We have built Coroot to be great, to provide such essential observability, it is easy to install, easy to run, it is affordable and allows you to pinpoint and resolve vast majority of the issues with just a few clicks.
Installation is easy – single Helm chart for your Kubernetes cluster or one line, zero configuration agent installation for VMs and Bare Metal deployments.
Coroot will provide you with Infrastructure Overview, highlighting utilization of most important resources
Estimated costs of running such infrastructure, including idle costs, cross-AZ and egress traffic as well as estimated breakdown of those per application
Service Map allows you to see all the services, how they are communicating with each other and which are experiencing problems. The Service map is based on actual service communication
With Application view providing the bird eye view of application status with focus on applications which are unhealthy
When it comes to Incidents Coroot uses clear, simple and “objective” definition of uptime and meeting SLO (Service Level Objectives), this eliminates need for configuration as well as very common problem of overmonitoring and creating too many irrelevant alerts, creating noise and actually reducing team alertness and responsiveness to real critical issues.

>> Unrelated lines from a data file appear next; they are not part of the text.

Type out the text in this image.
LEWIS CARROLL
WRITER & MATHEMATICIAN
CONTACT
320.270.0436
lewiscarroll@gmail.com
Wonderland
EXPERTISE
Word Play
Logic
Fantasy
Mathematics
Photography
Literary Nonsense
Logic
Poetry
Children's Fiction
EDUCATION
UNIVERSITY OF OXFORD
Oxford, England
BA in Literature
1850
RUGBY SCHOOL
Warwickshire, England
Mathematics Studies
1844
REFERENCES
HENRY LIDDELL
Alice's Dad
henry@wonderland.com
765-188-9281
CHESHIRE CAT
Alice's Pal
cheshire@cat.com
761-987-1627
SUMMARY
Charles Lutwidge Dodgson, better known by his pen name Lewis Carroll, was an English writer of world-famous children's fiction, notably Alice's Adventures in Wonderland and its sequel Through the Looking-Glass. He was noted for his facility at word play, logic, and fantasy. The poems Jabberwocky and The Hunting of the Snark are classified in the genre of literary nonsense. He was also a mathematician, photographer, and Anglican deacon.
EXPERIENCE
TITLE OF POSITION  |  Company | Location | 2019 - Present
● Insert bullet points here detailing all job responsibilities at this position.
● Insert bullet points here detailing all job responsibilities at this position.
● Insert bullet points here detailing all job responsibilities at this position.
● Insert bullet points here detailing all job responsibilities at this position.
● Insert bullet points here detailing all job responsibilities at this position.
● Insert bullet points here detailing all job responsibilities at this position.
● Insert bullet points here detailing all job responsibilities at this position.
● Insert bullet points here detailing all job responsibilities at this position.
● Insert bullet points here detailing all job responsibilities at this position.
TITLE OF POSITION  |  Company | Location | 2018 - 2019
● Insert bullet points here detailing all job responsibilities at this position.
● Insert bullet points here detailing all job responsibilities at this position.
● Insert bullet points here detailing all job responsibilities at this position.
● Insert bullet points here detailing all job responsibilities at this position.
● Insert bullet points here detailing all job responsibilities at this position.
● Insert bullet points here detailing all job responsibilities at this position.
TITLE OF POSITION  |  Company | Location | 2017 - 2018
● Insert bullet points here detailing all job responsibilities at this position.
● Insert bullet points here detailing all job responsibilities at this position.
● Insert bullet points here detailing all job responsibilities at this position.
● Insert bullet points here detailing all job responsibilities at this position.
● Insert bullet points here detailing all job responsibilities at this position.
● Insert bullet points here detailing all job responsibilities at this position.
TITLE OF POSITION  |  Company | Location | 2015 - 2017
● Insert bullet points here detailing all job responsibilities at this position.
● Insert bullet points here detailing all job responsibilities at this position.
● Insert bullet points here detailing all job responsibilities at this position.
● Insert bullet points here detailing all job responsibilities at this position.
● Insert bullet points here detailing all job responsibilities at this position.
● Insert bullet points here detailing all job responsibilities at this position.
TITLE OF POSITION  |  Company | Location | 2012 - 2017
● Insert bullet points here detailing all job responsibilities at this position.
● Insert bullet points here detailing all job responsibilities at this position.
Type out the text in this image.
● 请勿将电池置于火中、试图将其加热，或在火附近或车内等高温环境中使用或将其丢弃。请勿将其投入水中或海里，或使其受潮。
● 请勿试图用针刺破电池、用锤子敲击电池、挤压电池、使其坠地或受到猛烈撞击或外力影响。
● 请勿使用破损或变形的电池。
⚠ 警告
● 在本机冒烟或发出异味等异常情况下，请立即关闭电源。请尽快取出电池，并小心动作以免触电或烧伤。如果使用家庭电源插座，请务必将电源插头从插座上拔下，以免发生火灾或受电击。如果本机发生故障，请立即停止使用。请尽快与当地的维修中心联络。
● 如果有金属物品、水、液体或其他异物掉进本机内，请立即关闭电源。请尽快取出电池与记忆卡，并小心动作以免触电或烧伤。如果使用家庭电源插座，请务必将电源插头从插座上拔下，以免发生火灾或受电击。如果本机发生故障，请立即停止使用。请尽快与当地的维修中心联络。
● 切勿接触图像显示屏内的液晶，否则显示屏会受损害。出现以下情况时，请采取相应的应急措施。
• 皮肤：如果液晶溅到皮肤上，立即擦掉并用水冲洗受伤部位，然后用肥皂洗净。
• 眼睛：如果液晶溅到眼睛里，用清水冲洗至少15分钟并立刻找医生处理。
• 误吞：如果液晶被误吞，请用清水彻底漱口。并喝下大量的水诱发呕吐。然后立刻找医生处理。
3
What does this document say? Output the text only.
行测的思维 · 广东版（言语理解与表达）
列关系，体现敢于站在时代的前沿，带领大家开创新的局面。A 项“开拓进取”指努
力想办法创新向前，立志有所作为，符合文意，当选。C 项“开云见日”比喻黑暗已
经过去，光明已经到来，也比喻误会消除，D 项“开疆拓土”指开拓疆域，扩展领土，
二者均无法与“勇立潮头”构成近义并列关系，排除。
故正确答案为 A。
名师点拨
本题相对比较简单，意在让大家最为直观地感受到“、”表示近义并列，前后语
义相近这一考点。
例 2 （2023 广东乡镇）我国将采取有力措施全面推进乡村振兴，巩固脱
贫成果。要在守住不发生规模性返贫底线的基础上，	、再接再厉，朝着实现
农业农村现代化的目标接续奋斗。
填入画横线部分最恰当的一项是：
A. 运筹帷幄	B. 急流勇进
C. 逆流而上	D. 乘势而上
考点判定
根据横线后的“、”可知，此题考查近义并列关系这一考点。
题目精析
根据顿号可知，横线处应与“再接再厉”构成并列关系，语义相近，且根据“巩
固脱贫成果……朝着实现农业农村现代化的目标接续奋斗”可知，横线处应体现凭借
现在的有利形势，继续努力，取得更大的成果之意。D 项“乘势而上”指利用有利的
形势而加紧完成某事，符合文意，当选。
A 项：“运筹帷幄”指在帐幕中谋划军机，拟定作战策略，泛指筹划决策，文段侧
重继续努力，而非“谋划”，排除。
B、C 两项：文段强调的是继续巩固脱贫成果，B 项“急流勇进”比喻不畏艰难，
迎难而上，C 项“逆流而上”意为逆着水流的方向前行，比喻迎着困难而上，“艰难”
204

Just couple of clicks away is incidents Root Cause Analysis
Which uses the knowledge about service dependency and automatic instrumentation to pinpoint what exactly is causing the issue (this particular feature is part of Coroot Enterprise)
Despite all these awesome features, Coroot is not for everyone of course. It is “Opinionated” Observability solution, which allows you to resolve problems quickly and effectively if you follow its methodology, some, especially “old school” engineers may rely on their own metrics or presentations which Coroot may not support.
If you’re someone who likes to build your own observability solutions out of Open Source building blocks, Coroot alone may not offer the extensibility you’re looking for. Yet many Coroot users run it in parallel with Grafana for custom dashboarding needs.
Coroot is also a solution which is broad, rather than deep. While it support large number of protocols and applications, and natively integrates with most popular databases such as PostgreSQL it is not as deep as special purpose tools, meaning for the most complicated issues you may need additional tools to resolve the problem.
Essential Observability does not have to be complicated. Starting with a minimalist approach to observability may be great place to start, picking something easy to deploy, easy to run, and something you do not have to pay an arm and a leg for. It is always easy to add more solutions if you absolutely need them. There are also a lot of good interactive and command line tools which you can use on as needed basis. If this philosophy speaks to you, make sure to give Coroot a try.